Na Colômbia, por exemplo, o tráfico quis controlar partes importantes do território nacional e teve ambições de governo (Pablo Escobar sonhava ser presidente do país). Mas se tratava de extensões rurais, controladas para proteger as plantações e a produção de cocaína: o tráfico colombiano não transformou, que eu saiba, uma área urbana em Estado dentro do Estado.

Essa é uma realidade brasileira, que se explica assim: o Estado brasileiro é ausente a ponto de deixar a porta aberta a uma ambição maluca do crime (que seja o tráfico ou as milícias) --a ambição de governar como Estado soberano.

Certamente, o Estado brasileiro fracassa pela miséria dos serviços oferecidos (ou nem sequer oferecidos), pela inépcia, pela gestão fraudulenta e criminosa dos recursos, pela corrupção etc. Mas esse fracasso talvez seja mais uma consequência do que uma causa da inconsistência do nosso Estado.

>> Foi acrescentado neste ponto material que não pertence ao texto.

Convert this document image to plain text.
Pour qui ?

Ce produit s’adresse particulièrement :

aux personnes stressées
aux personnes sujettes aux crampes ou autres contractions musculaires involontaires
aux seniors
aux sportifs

A desvalorização do Estado no Brasil me surpreendeu quando cheguei e ainda me surpreende. Escrevi um livro sobre isso, mas, na nova edição de meu "Hello Brasil!" (Três Estrelas), poderia ter dedicado um capítulo às minhas andanças pela Rocinha. Constatar que a favela (ou comunidade) se apresenta como um Estado independente é o melhor jeito para entender que, para nos que vivemos aqui, o Estado brasileiro tem pouca relevância simbólica: como na colonização extrativista, somos uma mina a céu aberto, para ser explorada por políticos, administradores, empreendedores"¦ por que um pedaço não seria explorado pelo crime organizado?

Consequência divertida. Sempre pensei que, no território nacional, o Exército só deveria intervir para ajudar em caso de catástrofe natural, mas talvez os territórios do crime sejam posses de nações estrangeiras, inimigas e invasoras: se esse for o caso, o Exército seria o jeito certo de combatê-las.